PREGUNTAS Y RESPUESTAS
La división y la desconfianza marcan e la UE la resolución de esta gravísima crisis de refugiados, que ha hecho saltar por los aires fronteras y tratados. El Gobierno de España ha rectificado su posición inicial y se ha alineado con Alemania, Francia, Italia y Grecia al no renunciar “por un deber moral de los europeos” y porque -ha dicho Rajoy- “no se puede renunciar de ninguna manera a dar asilo a aquellas personas que tengan derecho al mismo, conforme al derecho internacional”. La sociedad se ha mostrado generosa y dispuesta a la ayuda, lo mismo que las comunidades autónomas y las corporaciones locales, y todo hace pensar que se llegará a un consenso general para la acogida y distribución solidaria de los asilados que asigne la UE.
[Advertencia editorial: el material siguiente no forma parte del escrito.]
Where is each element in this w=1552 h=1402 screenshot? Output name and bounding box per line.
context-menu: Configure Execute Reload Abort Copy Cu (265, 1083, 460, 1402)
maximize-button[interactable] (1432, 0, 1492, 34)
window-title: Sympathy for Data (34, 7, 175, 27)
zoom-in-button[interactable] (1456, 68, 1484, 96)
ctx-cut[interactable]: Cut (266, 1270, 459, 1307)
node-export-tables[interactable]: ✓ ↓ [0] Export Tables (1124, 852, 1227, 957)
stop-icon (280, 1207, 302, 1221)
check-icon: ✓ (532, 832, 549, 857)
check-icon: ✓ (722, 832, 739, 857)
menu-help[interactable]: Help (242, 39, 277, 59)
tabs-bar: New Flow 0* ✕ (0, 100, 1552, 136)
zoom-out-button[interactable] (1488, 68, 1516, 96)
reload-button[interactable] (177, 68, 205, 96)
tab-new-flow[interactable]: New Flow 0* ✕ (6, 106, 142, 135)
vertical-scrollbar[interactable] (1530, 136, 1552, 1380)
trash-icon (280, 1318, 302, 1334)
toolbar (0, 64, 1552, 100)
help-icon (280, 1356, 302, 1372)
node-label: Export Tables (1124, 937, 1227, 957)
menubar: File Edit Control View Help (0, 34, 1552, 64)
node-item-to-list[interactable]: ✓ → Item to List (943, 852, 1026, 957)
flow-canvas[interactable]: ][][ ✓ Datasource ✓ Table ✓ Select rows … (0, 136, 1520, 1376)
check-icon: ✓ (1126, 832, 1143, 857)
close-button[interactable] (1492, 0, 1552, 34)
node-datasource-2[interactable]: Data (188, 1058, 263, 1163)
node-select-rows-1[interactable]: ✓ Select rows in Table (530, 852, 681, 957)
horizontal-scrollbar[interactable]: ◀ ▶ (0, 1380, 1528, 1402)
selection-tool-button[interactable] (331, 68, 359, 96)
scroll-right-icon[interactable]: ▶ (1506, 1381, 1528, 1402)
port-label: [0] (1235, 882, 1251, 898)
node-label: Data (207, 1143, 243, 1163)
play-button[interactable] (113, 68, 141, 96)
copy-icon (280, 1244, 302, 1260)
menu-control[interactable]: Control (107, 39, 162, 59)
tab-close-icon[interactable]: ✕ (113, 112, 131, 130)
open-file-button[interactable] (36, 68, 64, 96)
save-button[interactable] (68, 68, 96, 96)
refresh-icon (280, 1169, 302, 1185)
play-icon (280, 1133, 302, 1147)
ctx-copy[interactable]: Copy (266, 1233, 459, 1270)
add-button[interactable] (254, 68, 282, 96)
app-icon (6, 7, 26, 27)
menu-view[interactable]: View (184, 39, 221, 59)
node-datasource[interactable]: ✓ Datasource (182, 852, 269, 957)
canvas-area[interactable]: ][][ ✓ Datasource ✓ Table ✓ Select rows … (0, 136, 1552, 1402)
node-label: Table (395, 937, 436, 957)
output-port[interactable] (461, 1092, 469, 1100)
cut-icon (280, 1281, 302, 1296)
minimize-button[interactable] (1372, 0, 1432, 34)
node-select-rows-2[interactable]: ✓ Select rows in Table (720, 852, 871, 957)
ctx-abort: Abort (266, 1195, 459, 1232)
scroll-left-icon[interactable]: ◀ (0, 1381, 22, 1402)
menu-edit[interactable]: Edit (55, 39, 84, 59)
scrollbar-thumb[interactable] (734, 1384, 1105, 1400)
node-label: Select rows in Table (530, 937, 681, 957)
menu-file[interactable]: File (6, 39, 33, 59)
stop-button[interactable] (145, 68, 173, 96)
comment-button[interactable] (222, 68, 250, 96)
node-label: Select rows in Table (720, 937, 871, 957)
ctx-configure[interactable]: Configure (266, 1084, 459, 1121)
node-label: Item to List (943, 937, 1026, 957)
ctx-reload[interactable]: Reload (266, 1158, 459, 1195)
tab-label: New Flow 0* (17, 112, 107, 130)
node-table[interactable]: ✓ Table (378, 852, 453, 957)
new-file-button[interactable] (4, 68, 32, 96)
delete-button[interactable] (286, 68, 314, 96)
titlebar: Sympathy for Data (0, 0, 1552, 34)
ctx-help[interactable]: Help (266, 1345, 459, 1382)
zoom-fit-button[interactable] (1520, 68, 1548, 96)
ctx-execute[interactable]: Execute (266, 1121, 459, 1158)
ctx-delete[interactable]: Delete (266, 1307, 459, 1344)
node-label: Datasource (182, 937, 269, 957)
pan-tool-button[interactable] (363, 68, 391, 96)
Quedan en el aire muchas incógnitas. ¿Hasta dónde puede llegar Europa en el acogimiento de refugiados? ¿En qué medida pueden los recién llegados distorsionar más aún los efectos de la crisis económica? ¿Por qué se sigue permitiendo que el terrorismo yihadista siga creciendo y extendiendo su influencia a las puertas de Europa cuando lo mejor habría sido combatirlo por las armas allí donde actuara a fin de evitar la huida de la población estabilizándola en el país de origen y ayudándola para facilitar la recuperación económica? ¿Podrán los xenófobos y los antieuropeos desestabilizar a nuestras sociedades y la situación de los extranjeros legalmente establecidos en Europa bajo el supuesto de que las migraciones constituyen una amenaza para el Estado del Bienestar y la prosperidad de la propia Europa? ¿No puede la ONU influir u obligar a otros países prósperos del Golfo Pérsico, Asia y América a recibir refugiados sirios o de otras procedencias? ¿No sería mejor que, como viene haciendo el Reino Unido, tuvieran preferencia en la acogida los demandantes de asilo que se encuentran en los campos de refugiados en los países limítrofes con Siria, lo que evitaría viajes peligrosos y utilización de redes mafiosas para el traslado? O la vieja Europa -y con ella el mundo libre bajo el paraguas de la ONU- reacciona y actúa lo antes posible ante esta situación de emergencia migratoria, revisa sus políticas y las adapta, con los sacrificios, generosidad y esfuerzos que hagan falta, a las nuevas realidades mediante medidas geoestratégicas, militares, económicas y sociales a corto, medio y largo plazo o la clamorosa falta de una respuesta imaginativa y valiente conseguirá que la barbarie siga avanzando, horade nuestro modelo de sociedad y ponga en serio peligro el futuro de ese espacio de paz, prosperidad y libertad que viene siendo la UE.